I read the part regarding this topic in An Introduction to Statistical Learning by James, Hitten, Hastie and Tibshirani, but could not find the details answering the question (or did not understand it properly). Do you have a good read with details on the subject to recommend?

Answer 1

Calculation of MSE cross-validation is typical, but calculating $\theta_{cv}$ as yours is not good in general. Recently, a similar question has been asked; see option (1) in the question. If $X^TX$ is not singular, the problem has only one minimum, and based on your data, you might not see any adverse effects of averaging out $\theta_k$. But still, I wouldn't advise it.

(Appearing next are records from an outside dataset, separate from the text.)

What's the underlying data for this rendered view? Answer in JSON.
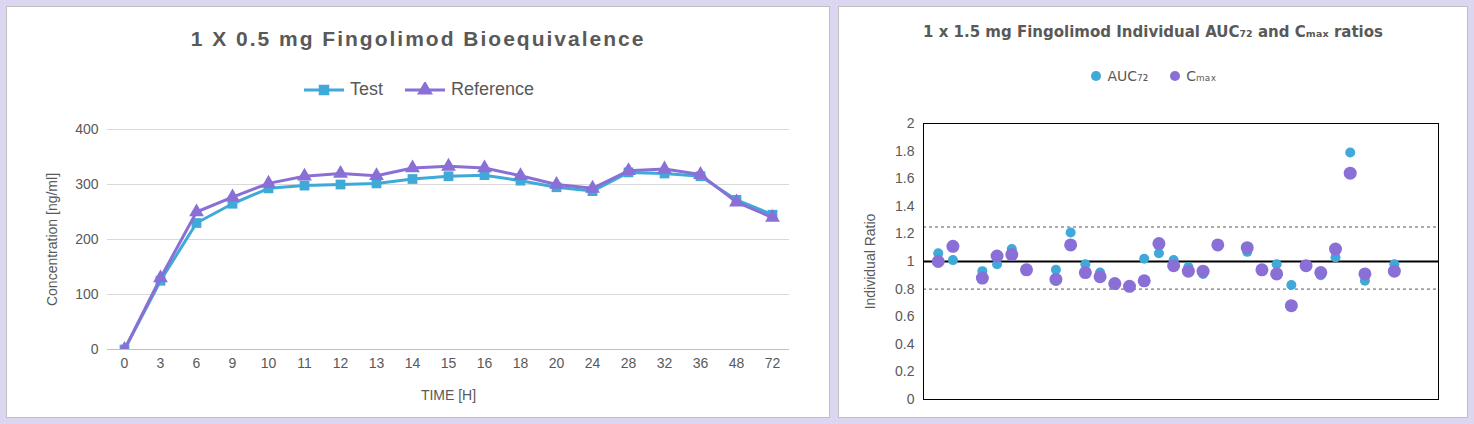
{
  "chart_data": [
    {
      "type": "line",
      "title": "1 X 0.5 mg Fingolimod Bioequivalence",
      "x_label": "TIME [H]",
      "y_label": "Concentration [ng/ml]",
      "categories": [
        "0",
        "3",
        "6",
        "9",
        "10",
        "11",
        "12",
        "13",
        "14",
        "15",
        "16",
        "18",
        "20",
        "24",
        "28",
        "32",
        "36",
        "48",
        "72"
      ],
      "series": [
        {
          "name": "Test",
          "color": "#3fa9d8",
          "marker": "square",
          "values": [
            0,
            125,
            230,
            265,
            293,
            298,
            300,
            302,
            310,
            315,
            317,
            307,
            295,
            288,
            322,
            320,
            315,
            272,
            245
          ]
        },
        {
          "name": "Reference",
          "color": "#8a6fd6",
          "marker": "triangle",
          "values": [
            0,
            130,
            250,
            277,
            302,
            315,
            320,
            316,
            330,
            333,
            330,
            316,
            300,
            293,
            325,
            328,
            318,
            268,
            240
          ]
        }
      ],
      "ylim": [
        0,
        400
      ],
      "yticks": [
        0,
        100,
        200,
        300,
        400
      ],
      "grid": true,
      "legend": "top"
    },
    {
      "type": "scatter",
      "title": "1 x 1.5 mg Fingolimod Individual AUC₇₂ and Cₘₐₓ ratios",
      "y_label": "Individual Ratio",
      "x": [
        1,
        2,
        4,
        5,
        6,
        7,
        9,
        10,
        11,
        12,
        13,
        14,
        15,
        16,
        17,
        18,
        19,
        20,
        22,
        23,
        24,
        25,
        26,
        27,
        28,
        29,
        30,
        32
      ],
      "series": [
        {
          "name": "AUC₇₂",
          "color": "#3fa9d8",
          "marker": "circle",
          "values": [
            1.06,
            1.01,
            0.93,
            0.98,
            1.09,
            0.94,
            0.94,
            1.21,
            0.98,
            0.92,
            0.84,
            0.82,
            1.02,
            1.06,
            1.01,
            0.96,
            0.91,
            1.12,
            1.07,
            0.94,
            0.98,
            0.83,
            0.97,
            0.9,
            1.03,
            1.79,
            0.86,
            0.98
          ]
        },
        {
          "name": "Cₘₐₓ",
          "color": "#8a6fd6",
          "marker": "circle",
          "values": [
            1.0,
            1.11,
            0.88,
            1.04,
            1.05,
            0.94,
            0.87,
            1.12,
            0.92,
            0.89,
            0.84,
            0.82,
            0.86,
            1.13,
            0.97,
            0.93,
            0.93,
            1.12,
            1.1,
            0.94,
            0.91,
            0.68,
            0.97,
            0.92,
            1.09,
            1.64,
            0.91,
            0.93
          ]
        }
      ],
      "reference_lines": [
        {
          "value": 1,
          "line_style": "solid"
        },
        {
          "value": 0.8,
          "line_style": "dashed"
        },
        {
          "value": 1.25,
          "line_style": "dashed"
        }
      ],
      "xlim": [
        0,
        35
      ],
      "xticks": [],
      "ylim": [
        0,
        2
      ],
      "yticks": [
        0,
        0.2,
        0.4,
        0.6,
        0.8,
        1,
        1.2,
        1.4,
        1.6,
        1.8,
        2
      ],
      "grid": false,
      "legend": "top",
      "tick_labels": "y"
    }
  ]
}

Cross-validation is typically used for two main purposes:

• Tune hyper-parameters (which you don't have)
• Estimate test error (which is MSE-cv you have, and it represents the MSE of future test data, i.e. you claim "we would have trained our model with all the training data, obtain a $\theta$, and calculate MSE on the test set and would have obtained a similar MSE"). This way, you can't claim a final model because you're using your data to report an estimated test error. You can't have your cake and eat it at the same time.